To :   <archport@ci.uc.pt>
Subject :   [Archport] Resposta ao post de NOSTRAE SPES VNICA
From :   Carlos Jorge Gonçalves Soares Fabiao <cfabiao@fl.ul.pt>
Date :   Mon, 8 Jun 2009 19:31:01 +0100

Exmº Senhor que usa o pseudónimo NOSTRAE SPES VNICA:

O texto que V. Exª enviou para a Archport pertence à categoria dos que a comunidade arqueológica tende a ignorar, por razões óbvias. Pela parte que me toca, não gostaria de deixar sem resposta a sua contribuição, por duas razões. Em primeiro lugar, porque penso que merece realmente uma resposta, em segundo, porque embora se presuma que o texto se esclarece a si próprio, dispensando qualquer comentário, por haver jovens ou outras pessoas menos informadas a aceder a este website convém responder, esclarecendo vários equívocos, incorrecções e imprecisões que o mesmo tem.
Comecemos por reiterar um esclarecimento importante: quem anda pelo campo (com detector de metais ou sem ele) a recolher artefactos arqueológicos à superfície ou por intermédio de escavação não é um arqueólogo. Arqueólogo é aquele que é superiormente autorizado a realizar trabalhos arqueológicos, em conformidade com o que se encontra definido no Decreto-Lei 270 / 99.
O pitoresco episódio que descreve do cavaleiro ?do povo lusitano? que acidentalmente perde a sua ?pequena falcata? envolve duas fortíssimas improbabilidades estatísticas. Primeiro, se tal acontecesse, seria remota a possibilidade de conservação da dita ?pequena falcata? (por alguma razão a esmagadora maioria das armas conhecidas provém de necrópoles, ou seja, de situações de enterramento intencional, que promove a sua real preservação). Segundo, se ela se conservasse, seria remotíssima a possibilidade de ser encontrada, mesmo por um detectorista no exercício do seu ?hobby?. Sobretudo porque como todos sabemos, o detectorista é selectivo na escolha dos lugares onde exerce o seu ?hobby?.
Na sua contribuição refere que há ocultações intencionais (os chamados tesouros numismáticos, de jóias, mistos, etc.) que se encontram fora das áreas residenciais e, por isso mesmo, não possuem ?contexto social?. Poderia começar por lhe dizer que são muitíssimo mais frequentes as ocultações dentro ou junto a povoados, por exemplo, do que em sítios ermos.
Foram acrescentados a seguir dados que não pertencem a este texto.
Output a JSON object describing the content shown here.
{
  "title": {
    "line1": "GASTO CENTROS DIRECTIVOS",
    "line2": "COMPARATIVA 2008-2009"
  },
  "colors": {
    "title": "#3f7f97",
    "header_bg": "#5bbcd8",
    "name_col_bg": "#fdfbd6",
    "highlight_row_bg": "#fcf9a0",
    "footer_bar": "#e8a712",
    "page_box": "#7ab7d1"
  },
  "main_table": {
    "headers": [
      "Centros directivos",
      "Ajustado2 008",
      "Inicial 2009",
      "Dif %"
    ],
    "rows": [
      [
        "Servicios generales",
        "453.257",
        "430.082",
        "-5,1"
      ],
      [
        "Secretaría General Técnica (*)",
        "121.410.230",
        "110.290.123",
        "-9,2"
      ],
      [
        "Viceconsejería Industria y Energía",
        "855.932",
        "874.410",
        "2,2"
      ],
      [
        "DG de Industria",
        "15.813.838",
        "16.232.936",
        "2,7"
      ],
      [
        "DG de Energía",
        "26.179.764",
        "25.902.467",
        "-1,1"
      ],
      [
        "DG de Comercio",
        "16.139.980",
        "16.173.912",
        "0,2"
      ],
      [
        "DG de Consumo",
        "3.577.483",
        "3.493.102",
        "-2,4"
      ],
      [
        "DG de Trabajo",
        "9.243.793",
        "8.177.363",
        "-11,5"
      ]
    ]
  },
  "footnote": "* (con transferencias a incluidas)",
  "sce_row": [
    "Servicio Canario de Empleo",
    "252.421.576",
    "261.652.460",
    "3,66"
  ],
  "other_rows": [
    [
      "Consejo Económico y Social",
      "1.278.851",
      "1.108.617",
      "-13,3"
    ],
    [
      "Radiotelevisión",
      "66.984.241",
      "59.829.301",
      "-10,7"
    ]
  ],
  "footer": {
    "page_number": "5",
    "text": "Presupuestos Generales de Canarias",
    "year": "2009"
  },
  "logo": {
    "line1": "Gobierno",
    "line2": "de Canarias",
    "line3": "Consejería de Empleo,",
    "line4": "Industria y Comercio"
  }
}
Contudo, basta explicar-lhe que uma ocultação intencional tem sempre um contexto de ocultação que é, em si, socialmente significativo, constituindo, por isso mesmo, um relevante contexto arqueológico. Para além do mais, é ao arqueólogo que compete discernir se os artefactos estão (ou não estão) fora de contexto.
Terá sido justamente essa a situação que originou o Projecto IPSIIS. Os arqueólogos definiram que existia uma situação de depósito secundário de inertes resultantes de dragagens, ou seja, uma massa de sedimentos no qual existiriam artefactos arqueológicos seguramente fora de um contexto primário de deposição e, por isso mesmo, estabeleceram que essa poderia ser uma zona de intervenção de detectoristas. Assim é que deve ser. Os arqueólogos definem as zonas onde os detectoristas podem actuar e não o inverso (os arqueólogos terem de estabelecer os lugares onde os detectoristas não podem actuar). Por analogia, encontra-se estabelecido que ninguém pode pular os muros e entrar nos quintais das moradias, sem que seja necessário que o seu proprietário tenha de lá colocar um cartaz a dizer que é proibido saltar o muro e invadir-lhe o jardim.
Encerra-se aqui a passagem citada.